EVENING AMONGST THE ALPS.
Soft skies of Italy! how richly drest,
Smile these wild scenes in your purpureal glow!
What glorious hues, reflected from the west,
Float o’er the dwellings of eternal snow!
Yon torrent, foaming down the granite steep,
Sparkles all brilliance in the setting beam;
Dark glens beneath in shadowy beauty sleep,
Where pipes the goat-herd by his mountain-stream.
Now from yon peak departs the vivid ray,
That still at eve its lofty temple knows;
From rock and torrent fade the tints away,
And all is wrapt in twilight’s deep repose:
While through the pine-wood gleams the vesper star,
And roves the Alpine gale o’er solitudes afar.
DIRGE OF THE HIGHLAND CHIEF IN “WAVERLEY.”[59]
Son of the mighty and the free!
High-minded leader of the brave!
Was it for lofty chief like thee
To fill a nameless grave?
Oh! if amidst the valiant slain
The warrior’s bier had been thy lot,
E’en though on red Culloden’s plain,
We then had mourn’d thee not.
But darkly closed thy dawn of fame,
That dawn whose sunbeam rose so fair;
Vengeance alone may breathe thy name,
The watchword of Despair!
Yet, oh! if gallant spirit’s power
Hath e’er ennobled death like thine,
Then glory mark’d thy parting hour,
Last of a mighty line!
O’er thy own towers the sunshine falls,
But cannot chase their silent gloom;
Those beams that gild thy native walls
Are sleeping on thy tomb!
Spring on thy mountains laughs the while,
Thy green woods wave in vernal air,
But the loved scenes may vainly smile:
Not e’en thy dust is there.
On thy blue hills no bugle-sound
Is mingling with the torrent’s roar;
Unmark’d, the wild deer sport around:
Thou lead’st the chase no more!
Thy gates are closed, thy halls are still,
Those halls where peal’d the choral strain;
They hear the wind’s deep murmuring thrill,
And all is hush’d again.
No banner from the lonely tower
Shall wave its blazon’d folds on high;
There the tall grass and summer flower
Unmark’d shall spring and die.
No more thy bard for other ear
Shall wake the harp once loved by thine—
Hush’d be the strain thou canst not hear,
Last of a mighty line!
[59] These very beautiful stanzas first appeared in the Edinburgh Annual Register for 1815, (p. 255,) with the following interesting heading.

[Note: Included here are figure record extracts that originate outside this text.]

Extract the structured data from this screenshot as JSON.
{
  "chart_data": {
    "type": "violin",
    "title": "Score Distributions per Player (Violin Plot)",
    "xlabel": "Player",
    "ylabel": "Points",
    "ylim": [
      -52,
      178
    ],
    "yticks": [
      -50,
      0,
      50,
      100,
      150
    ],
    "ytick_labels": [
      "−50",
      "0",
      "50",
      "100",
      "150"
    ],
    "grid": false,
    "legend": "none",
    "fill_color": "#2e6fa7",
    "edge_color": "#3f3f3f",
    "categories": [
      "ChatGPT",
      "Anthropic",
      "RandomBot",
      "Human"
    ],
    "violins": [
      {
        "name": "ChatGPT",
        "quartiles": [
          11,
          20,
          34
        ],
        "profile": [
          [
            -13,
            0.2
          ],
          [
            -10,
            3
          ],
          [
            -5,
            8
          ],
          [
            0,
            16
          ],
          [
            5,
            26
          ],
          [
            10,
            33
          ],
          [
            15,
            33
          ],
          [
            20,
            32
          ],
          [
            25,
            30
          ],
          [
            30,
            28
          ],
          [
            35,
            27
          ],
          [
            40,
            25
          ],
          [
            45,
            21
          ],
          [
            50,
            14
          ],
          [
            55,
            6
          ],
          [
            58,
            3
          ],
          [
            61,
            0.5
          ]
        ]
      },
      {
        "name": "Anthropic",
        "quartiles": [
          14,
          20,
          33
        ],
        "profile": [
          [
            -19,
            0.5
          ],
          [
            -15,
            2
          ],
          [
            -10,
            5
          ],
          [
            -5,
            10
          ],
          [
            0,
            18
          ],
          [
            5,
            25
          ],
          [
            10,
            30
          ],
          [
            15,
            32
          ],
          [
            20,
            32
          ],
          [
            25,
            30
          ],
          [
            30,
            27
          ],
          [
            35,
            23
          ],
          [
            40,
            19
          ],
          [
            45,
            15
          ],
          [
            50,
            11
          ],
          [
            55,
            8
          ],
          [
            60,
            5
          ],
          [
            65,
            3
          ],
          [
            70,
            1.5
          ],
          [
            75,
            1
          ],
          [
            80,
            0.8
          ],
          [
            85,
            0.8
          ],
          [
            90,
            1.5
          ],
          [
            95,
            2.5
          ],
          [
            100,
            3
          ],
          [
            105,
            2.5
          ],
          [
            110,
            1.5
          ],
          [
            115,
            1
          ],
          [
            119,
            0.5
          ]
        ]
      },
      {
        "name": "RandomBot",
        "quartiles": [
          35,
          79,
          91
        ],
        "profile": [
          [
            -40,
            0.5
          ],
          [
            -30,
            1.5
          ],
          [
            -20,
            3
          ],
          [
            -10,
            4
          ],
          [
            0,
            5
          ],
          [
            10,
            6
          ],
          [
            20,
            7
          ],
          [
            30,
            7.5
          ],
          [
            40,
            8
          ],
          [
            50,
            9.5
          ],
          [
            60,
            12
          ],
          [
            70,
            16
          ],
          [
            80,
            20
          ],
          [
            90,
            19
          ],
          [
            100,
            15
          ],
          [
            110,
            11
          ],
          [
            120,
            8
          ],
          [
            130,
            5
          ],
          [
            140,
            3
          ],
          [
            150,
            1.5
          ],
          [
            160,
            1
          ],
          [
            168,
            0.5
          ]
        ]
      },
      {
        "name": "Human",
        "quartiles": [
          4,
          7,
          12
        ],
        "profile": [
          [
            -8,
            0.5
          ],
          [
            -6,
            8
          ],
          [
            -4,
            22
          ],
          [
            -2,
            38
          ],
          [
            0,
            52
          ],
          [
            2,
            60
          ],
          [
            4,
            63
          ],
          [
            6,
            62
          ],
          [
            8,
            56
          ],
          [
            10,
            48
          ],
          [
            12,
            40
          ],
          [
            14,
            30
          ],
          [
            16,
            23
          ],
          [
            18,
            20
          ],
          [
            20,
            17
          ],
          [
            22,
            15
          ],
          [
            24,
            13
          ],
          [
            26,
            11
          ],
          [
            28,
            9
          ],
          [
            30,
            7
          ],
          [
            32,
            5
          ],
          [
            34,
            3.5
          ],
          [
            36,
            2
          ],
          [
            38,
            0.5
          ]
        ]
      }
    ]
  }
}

“A literary friend of ours received these verses with a letter of the following tenor:—
“‘A very ingenious young friend of mine has just sent me the enclosed, on reading Waverley. To you the world gives that charming work; and if in any future edition you should like to insert the Dirge to a Highland Chief, you would do honour to
Your Sincere Admirer.’
“The individual to whom this obliging letter was addressed, having no claim to the honour which is there done him, does not possess the means of publishing the verses in the popular novel alluded to. But that the public may sustain no loss, and that the ingenious author of Waverley may be aware of the honour intended him, our correspondent has ventured to send the verses to our Register.”
Notwithstanding the mysticism in the note about the “very ingenious young friend of mine” and “your sincere admirer,” on the one hand; and the disclaimer by “a literary friend of ours,” on the other, there can be little doubt that the Dirge was sent by Mrs Hermans to Sir Walter, then Mr Scott, and by him to the Register—of which he himself wrote that year the historical department.—Vide Lockhart’s Life of Scott, vol. iv. p. 80.